Computing the standard deviation involves a slight complication. Specifically, it involves finding the difference between each score and the mean, squaring each difference, finding the mean of these squared differences, and finally finding the square root of that mean. The formula looks like this:
\[S D=\sqrt{\frac{\displaystyle \sum (X-M)^{2}}{N}}\]
The computations for the standard deviation are illustrated for a small set of data in Table \(\PageIndex{3}\). The first column is a set of eight scores that has a mean of 5. The second column is the difference between each score and the mean. The third column is the square of each of these differences. Notice that although the differences can be negative, the squared differences are always positive—meaning that the standard deviation is always positive. At the bottom of the third column is the mean of the squared differences, which is also called the variance (symbolized \(SD\)^{2}). Although the variance is itself a measure of variability, it generally plays a larger role in inferential statistics than in descriptive statistics. Finally, below the variance is the square root of the variance, which is the standard deviation.
\(X\) | \(X_M\) | \((X − M)^2\) |
---|---|---|
3 | −2 | 4 |
5 | 0 | 0 |
4 | −1 | 1 |
2 | −3 | 9 |
7 | 2 | 4 |
6 | 1 | 1 |
5 | 0 | 0 |
8 | 3 | 9 |
M = 5 | SD^{2}=28/8=3.50 | |
SD=√3.50=1.87 |
Percentile Ranks and z Scores
In many situations, it is useful to have a way to describe the location of an individual score within its distribution. One approach is the percentile rank. The percentile rank of a score is the percentage of scores in the distribution that are lower than that score. Consider, for example, the distribution in Table \(\PageIndex{1}\). For any score in the distribution, we can find its percentile rank by counting the number of scores in the distribution that are lower than that score and converting that number to a percentage of the total number of scores. Notice, for example, that five of the students represented by the data in Table \(\PageIndex{1}\) had self-esteem scores of 23. In this distribution, 32 of the 40 scores (80%) are lower than 23. Thus each of these students has a percentile rank of 80. (It can also be said that they scored “at the 80th percentile.”) Percentile ranks are often used to report the results of standardized tests of ability or achievement. If your percentile rank on a test of verbal ability were 40, for example, this would mean that you scored higher than 40% of the people who took the test.
Another approach is the z score. The z score for a particular individual is the difference between that individual’s score and the mean of the distribution, divided by the standard deviation of the distribution:
\[z= \dfrac{X−M}{SD}\]
A z score indicates how far above or below the mean a raw score is, but it expresses this in terms of the standard deviation. For example, in a distribution of intelligence quotient (IQ) scores with a mean of 100 and a standard deviation of 15, an IQ score of 110 would have a z score of (110 − 100) / 15 = +0.67. In other words, a score of 110 is 0.67 standard deviations (approximately two thirds of a standard deviation) above the mean. Similarly, a raw score of 85 would have a z score of (85 − 100) / 15 = −1.00. In other words, a score of 85 is one standard deviation below the mean.
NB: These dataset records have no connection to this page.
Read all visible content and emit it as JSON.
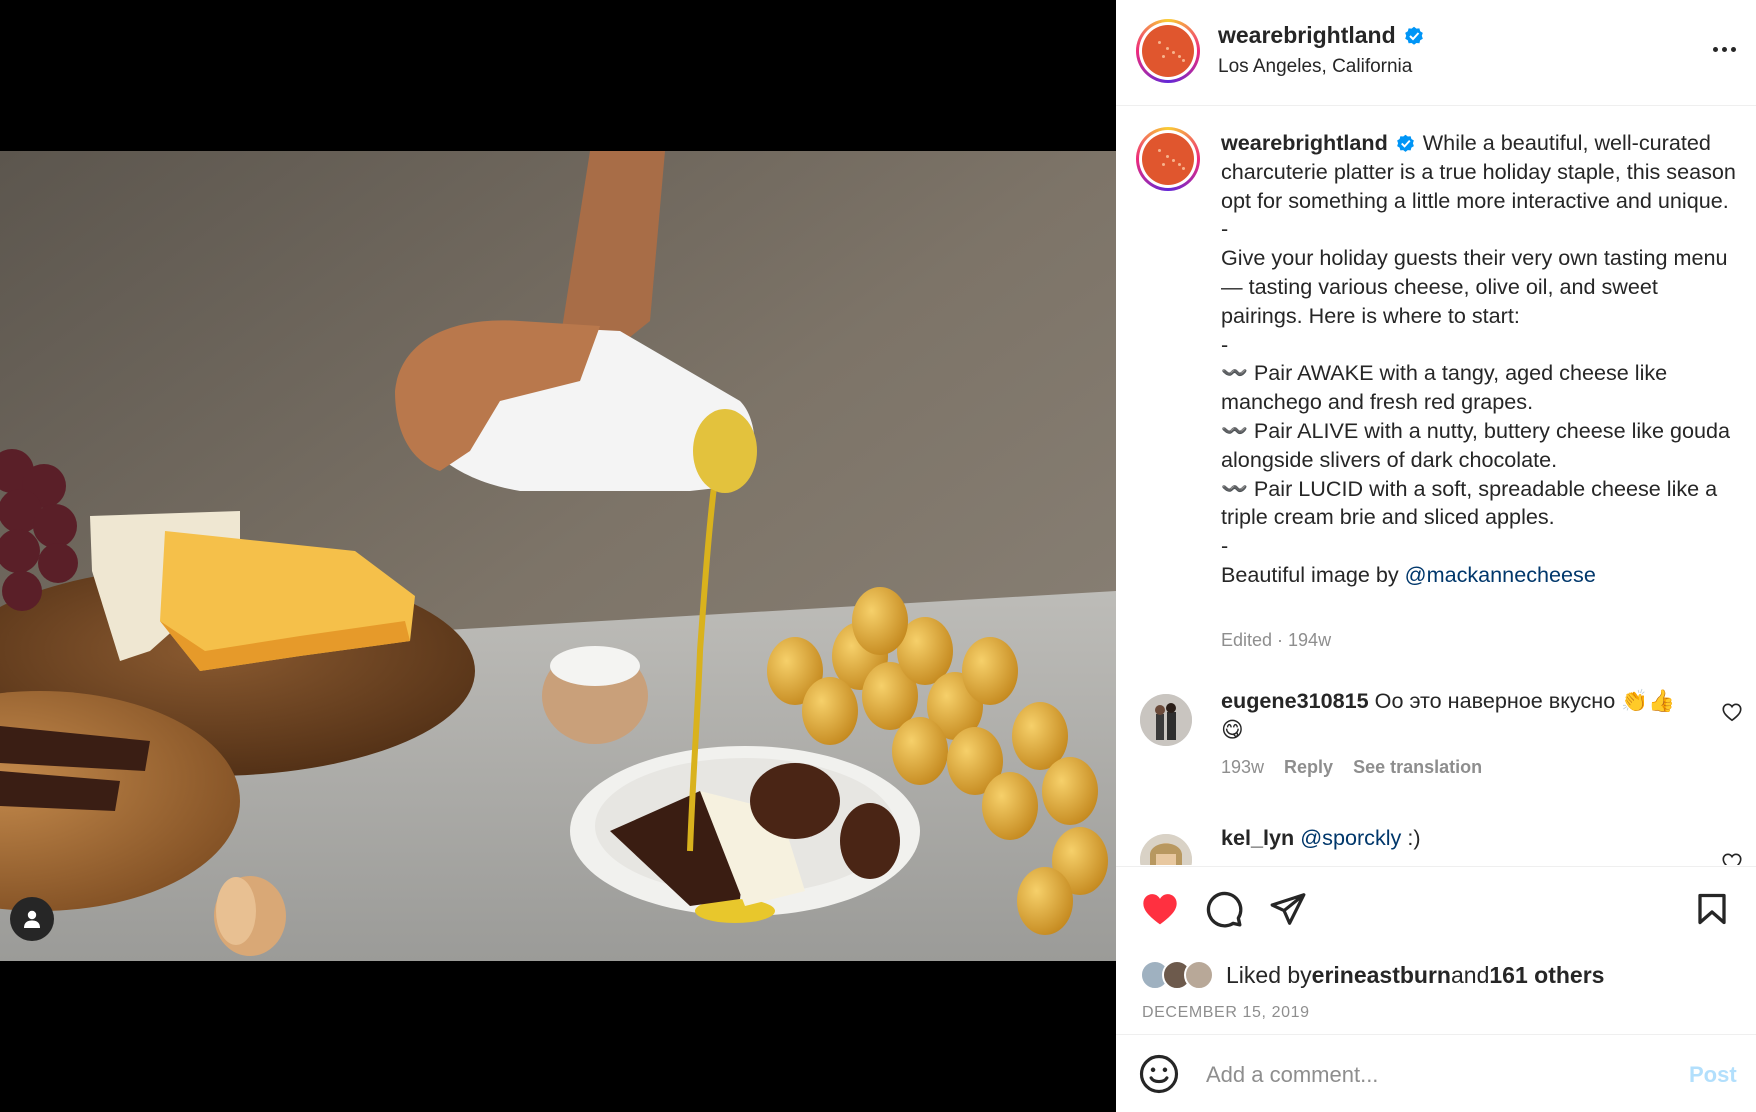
{
  "post": {
    "username": "wearebrightland",
    "location": "Los Angeles, California",
    "verified": true
  },
  "caption": {
    "username": "wearebrightland",
    "lines": [
      "While a beautiful, well-curated charcuterie platter is a true holiday staple, this season opt for something a little more interactive and unique.",
      "-",
      "Give your holiday guests their very own tasting menu — tasting various cheese, olive oil, and sweet pairings. Here is where to start:",
      "-",
      "〰️ Pair AWAKE with a tangy, aged cheese like manchego and fresh red grapes.",
      "〰️ Pair ALIVE with a nutty, buttery cheese like gouda alongside slivers of dark chocolate.",
      "〰️ Pair LUCID with a soft, spreadable cheese like a triple cream brie and sliced apples.",
      "-"
    ],
    "credit_prefix": "Beautiful image by ",
    "credit_mention": "@mackannecheese",
    "meta": "Edited · 194w"
  },
  "comments": [
    {
      "username": "eugene310815",
      "text": "Оо это наверное вкусно 👏👍😋",
      "time": "193w",
      "reply_label": "Reply",
      "translate_label": "See translation"
    },
    {
      "username": "kel_lyn",
      "mention": "@sporckly",
      "text": " :)"
    }
  ],
  "likes": {
    "prefix": "Liked by ",
    "user": "erineastburn",
    "middle": " and ",
    "others": "161 others"
  },
  "date": "DECEMBER 15, 2019",
  "add_comment": {
    "placeholder": "Add a comment...",
    "post_label": "Post"
  },
  "icons": [
    "user-tag-icon",
    "more-options-icon",
    "verified-badge-icon",
    "heart-icon",
    "comment-icon",
    "share-icon",
    "bookmark-icon",
    "emoji-icon"
  ],
  "colors": {
    "liked_heart": "#ff3040",
    "verified": "#0095f6",
    "mention": "#00376b",
    "post_disabled": "#b2dffc",
    "brand_orange": "#e0562e"
  }
}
There are several reasons that z scores are important. Again, they provide a way of describing where an individual’s score is located within a distribution and are sometimes used to report the results of standardized tests. They also provide one way of defining outliers. For example, outliers are sometimes defined as scores that have z scores less than −3.00 or greater than +3.00. In other words, they are defined as scores that are more than three standard deviations from the mean. Finally, z scores play an important role in understanding and computing other statistics, as we will see shortly.